Report immediately, even if legal prescription periods may be longer. Under the Internet Transactions Act, consumer claims for damages must be filed within 2 years from the time the cause of action arose. Criminal prescription periods depend on the offense and penalty, but delay can destroy digital trails and reduce the chance of fund recovery.
Can the website be taken down?
Possibly. Platforms, hosting providers, domain registrars, DTI, law enforcement, and other regulators may act depending on the nature of the website. For dangerous, fraudulent, or unlawful online transactions, takedown mechanisms may be available under relevant laws and agency powers. Provide the exact URL and evidence of the scam.
Should I still report if the amount is small?

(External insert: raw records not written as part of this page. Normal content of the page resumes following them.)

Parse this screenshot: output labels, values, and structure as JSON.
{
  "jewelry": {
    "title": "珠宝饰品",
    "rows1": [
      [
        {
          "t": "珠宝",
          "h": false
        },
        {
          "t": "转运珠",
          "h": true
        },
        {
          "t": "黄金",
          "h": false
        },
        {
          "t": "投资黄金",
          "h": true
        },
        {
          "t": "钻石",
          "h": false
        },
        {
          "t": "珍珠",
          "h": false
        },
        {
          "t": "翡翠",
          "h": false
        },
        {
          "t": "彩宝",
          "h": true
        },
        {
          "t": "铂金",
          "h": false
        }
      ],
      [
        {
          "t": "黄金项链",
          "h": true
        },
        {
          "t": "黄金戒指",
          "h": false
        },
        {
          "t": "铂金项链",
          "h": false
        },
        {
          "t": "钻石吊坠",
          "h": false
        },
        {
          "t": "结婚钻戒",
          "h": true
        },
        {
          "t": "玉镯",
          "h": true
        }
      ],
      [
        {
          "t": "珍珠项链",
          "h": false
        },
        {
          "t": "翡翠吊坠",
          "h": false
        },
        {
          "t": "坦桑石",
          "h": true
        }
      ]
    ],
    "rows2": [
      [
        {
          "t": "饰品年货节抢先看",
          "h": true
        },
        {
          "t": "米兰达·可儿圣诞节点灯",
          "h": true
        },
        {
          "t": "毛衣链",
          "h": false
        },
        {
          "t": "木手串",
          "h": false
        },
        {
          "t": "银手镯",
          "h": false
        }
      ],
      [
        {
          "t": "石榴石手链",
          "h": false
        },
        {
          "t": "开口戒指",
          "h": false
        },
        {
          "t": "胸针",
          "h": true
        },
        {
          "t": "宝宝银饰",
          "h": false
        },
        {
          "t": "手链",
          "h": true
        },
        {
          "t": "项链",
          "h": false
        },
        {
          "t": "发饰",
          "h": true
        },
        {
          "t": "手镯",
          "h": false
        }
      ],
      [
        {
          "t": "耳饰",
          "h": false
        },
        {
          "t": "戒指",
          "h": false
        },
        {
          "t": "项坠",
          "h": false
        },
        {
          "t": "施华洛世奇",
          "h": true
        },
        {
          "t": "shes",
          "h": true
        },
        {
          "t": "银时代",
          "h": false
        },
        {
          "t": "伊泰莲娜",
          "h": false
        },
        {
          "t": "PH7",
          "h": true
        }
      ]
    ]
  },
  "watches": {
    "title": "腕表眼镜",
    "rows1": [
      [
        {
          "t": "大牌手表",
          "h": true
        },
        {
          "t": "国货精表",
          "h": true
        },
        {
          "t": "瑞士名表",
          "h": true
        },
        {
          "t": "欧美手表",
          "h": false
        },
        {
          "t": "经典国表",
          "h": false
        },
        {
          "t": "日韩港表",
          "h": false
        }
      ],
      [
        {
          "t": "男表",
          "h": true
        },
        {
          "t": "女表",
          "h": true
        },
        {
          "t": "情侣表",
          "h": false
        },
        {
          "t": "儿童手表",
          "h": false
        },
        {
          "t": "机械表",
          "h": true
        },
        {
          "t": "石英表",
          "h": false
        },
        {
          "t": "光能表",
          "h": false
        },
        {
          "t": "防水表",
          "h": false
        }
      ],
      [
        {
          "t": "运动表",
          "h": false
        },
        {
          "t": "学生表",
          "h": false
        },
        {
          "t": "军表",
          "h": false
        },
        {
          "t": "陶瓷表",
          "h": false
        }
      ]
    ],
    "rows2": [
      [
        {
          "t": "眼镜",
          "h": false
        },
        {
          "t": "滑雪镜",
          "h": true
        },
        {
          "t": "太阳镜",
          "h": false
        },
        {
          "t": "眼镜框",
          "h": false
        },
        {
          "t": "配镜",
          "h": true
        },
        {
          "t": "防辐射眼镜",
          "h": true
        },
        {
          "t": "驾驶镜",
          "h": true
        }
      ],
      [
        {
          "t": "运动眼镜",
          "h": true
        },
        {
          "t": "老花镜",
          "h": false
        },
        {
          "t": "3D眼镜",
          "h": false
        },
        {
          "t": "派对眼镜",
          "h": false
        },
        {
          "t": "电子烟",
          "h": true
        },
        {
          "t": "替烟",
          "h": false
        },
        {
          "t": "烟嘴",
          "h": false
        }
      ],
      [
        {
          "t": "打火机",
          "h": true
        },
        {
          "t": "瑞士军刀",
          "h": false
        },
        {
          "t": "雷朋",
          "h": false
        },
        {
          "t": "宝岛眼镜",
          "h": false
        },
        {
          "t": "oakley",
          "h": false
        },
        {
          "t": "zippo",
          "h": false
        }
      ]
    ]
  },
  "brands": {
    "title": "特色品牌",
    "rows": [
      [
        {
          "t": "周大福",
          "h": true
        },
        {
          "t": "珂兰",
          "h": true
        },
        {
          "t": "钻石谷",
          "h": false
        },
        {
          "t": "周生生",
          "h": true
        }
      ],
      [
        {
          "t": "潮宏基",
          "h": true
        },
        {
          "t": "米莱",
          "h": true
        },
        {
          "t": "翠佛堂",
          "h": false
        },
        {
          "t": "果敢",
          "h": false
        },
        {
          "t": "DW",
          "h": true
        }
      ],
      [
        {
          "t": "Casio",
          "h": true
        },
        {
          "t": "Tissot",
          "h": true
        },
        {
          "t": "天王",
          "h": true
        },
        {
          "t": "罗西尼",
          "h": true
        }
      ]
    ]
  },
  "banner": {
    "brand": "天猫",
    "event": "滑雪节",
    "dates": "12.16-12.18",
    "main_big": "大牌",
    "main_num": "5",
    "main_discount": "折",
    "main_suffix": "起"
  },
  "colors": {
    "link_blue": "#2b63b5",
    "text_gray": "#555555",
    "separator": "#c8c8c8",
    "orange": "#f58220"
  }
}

Yes. Small reports help establish patterns. A ₱1,000 scam may be part of a larger operation involving hundreds of victims. Even if recovery is uncertain, reporting helps authorities, platforms, banks, and regulators connect accounts, websites, phone numbers, and repeated methods.
Key Takeaways
- Act within the first 24 hours: report to your bank or e-wallet, preserve evidence, and secure your accounts.
- A website scam may involve estafa, cybercrime, consumer law, financial account scamming, data privacy violations, or civil liability.
- Use the right channel: PNP/NBI for cybercrime, DTI for online consumer disputes, BSP for unresolved bank/e-wallet issues, SEC for investment scams, and NPC for data privacy concerns.
- Keep complete evidence: URLs, screenshots, receipts, reference numbers, chat logs, emails, account details, and complaint tickets.
- Non-delivery is not always estafa, but deceit from the beginning can make it a criminal case.
- Recovery is hardest when funds are withdrawn quickly, the scammer is unidentified, or the website is foreign-hosted.
- For civil recovery, small claims may help only when the person or business behind the scam is identifiable and reachable.
- Do not send more money for “unlocking,” “tax,” “verification,” “customs,” or “withdrawal” fees after a suspicious transaction.